Há muitas pessoas que, por não compreenderem o ensino das Escrituras, colocam a prática das boas obras como a  causa da salvação. Isso é um ledo engano. As boas obras são a evidência da salvação e não a sua causa. Praticamos boas  obras porque fomos salvos pela graça e não para sermos salvos pelos nossos méritos. Mas, então, qual é o lugar das boas  obras na vida do crente? Vejamos: 

  1. Devemos fazer boas obras porque Deus é glorificado através delas (Mt 5.16). Quando os homens veem as  nossas boas obras, eles glorificam ao nosso Pai que está nos céus. As boas obras não são praticadas para enaltecer a nós  mesmos. Não devemos tocar trombetas para chamar atenção para nós mesmos, quando estendemos as mãos aos  necessitados. Ao contrário, devemos ser discretos ao ajudar o próximo, sabendo que fazemos isso em obediência à ordem  divina e para a glória de Deus. 
  2. Devemos fazer boas obras porque este é o propósito eterno de Deus (Ef 2.10). Somos salvos pela graça,  mediante a fé e não pelas obras. Se a salvação fosse pelas obras, teríamos do que nos gloriarmos e seria uma espécie de  medalha de honra ao mérito.
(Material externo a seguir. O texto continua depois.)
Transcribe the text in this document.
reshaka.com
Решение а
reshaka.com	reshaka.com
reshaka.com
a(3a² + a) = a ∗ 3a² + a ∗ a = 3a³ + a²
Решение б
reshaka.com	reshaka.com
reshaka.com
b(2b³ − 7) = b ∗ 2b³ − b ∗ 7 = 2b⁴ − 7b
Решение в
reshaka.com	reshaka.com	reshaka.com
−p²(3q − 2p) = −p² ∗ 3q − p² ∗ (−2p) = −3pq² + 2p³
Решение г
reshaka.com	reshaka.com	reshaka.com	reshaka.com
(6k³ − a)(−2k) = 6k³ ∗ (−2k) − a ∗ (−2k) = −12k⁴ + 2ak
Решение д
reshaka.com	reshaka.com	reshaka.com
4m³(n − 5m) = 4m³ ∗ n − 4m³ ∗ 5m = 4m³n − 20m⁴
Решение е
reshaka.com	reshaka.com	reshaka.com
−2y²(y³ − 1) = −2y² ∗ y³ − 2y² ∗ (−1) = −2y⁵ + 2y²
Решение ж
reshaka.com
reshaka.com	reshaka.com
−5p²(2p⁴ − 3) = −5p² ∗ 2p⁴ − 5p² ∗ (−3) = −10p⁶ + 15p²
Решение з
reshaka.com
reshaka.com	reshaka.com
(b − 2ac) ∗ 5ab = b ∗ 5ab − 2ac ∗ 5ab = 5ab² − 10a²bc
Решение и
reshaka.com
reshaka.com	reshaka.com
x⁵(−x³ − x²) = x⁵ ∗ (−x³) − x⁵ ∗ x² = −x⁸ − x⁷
É meridianamente claro no ensino das Escrituras que nós não somos salvos pelas obras, mas  para as boas obras. Deus preparou as boas obras de antemão, para andarmos nelas. Ao praticarmos boas obras estamos  cumprindo o prévio plano de Deus estabelecido para nós.  
  3. Devemos fazer boas obras porque fomos remidos para esse sublime propósito (Tt 2.14). O Filho de Deus se  deu por nós, a fim de remir-nos de toda iniquidade e purificar, para si mesmo, um povo exclusivamente seu, um povo  zeloso de boas obras. Fomos remidos e purificados para pertencermos exclusivamente a Cristo. Fomos remidos e  purificados para sermos zelosos na prática das boas obras. Ao praticarmos as boas obras estamos cumprindo, também, o  propósito da nossa própria redenção. 
  4. Devemos fazer boas obras para não nos tornarmos infrutíferos (Tt 3.14). O apóstolo Paulo orienta Tito a  ensinar os crentes da Ilha de Creta a se distinguirem nas boas obras a favor dos necessitados, para não se tornarem  infrutíferos. Nós, crentes, devemos nos distinguir nas boas obras. Devemos ser notáveis nessa prática. Não podemos  encolher nossas mãos quando se trata de socorrer os necessitados. Deixar de ajudar os que carecem de socorro é lavrar  uma sentença de esterilidade sobre nós mesmos. Fomos chamados para dar frutos, muitos frutos.  
  5. Devemos fazer boas obras porque este é o sacrifício que agrada a Deus (Hb 13.16). Não podemos ser  negligentes na prática do bem nem mesmo na mútua cooperação, pois tais sacrifícios agradam a Deus. O bem que  fazemos para os irmãos são como ofertas de libação ao Senhor. O bem que praticamos na terra, chega até aos céus. O bem  que fazemos aos homens agrada a Deus.  
  6. Devemos fazer boas obras porque a fé sem as obras é morta (Tg 2.14-17). A salvação não é pelas obras nem  pela fé mais as obras, mas pela fé que realiza obras. As obras são avalistas da fé. Quem crê, demonstra sua fé, pela prática  das boas obras. Quem crê não despede vazios os irmãos carentes de roupa e alimento cotidiano, sem dar-lhes o necessário.  Afé, se não tiver obras, por si só está morta. 
  7. Devemos fazer boas obras porque é assim que demonstramos que o amor de Deus permanece em nós (1Jo  3.17). Não podemos amar a Deus a quem não vemos se não amamos aos irmãos a quem vemos. Não podemos sonegar  ajuda aos irmãos necessitados, fechando-lhes nosso coração, e ao mesmo tempo termos o amor de Deus permanecendo  em nós. A prática das boas obras é uma evidência de que amamos a Deus e de que o amor de Deus habita em nós.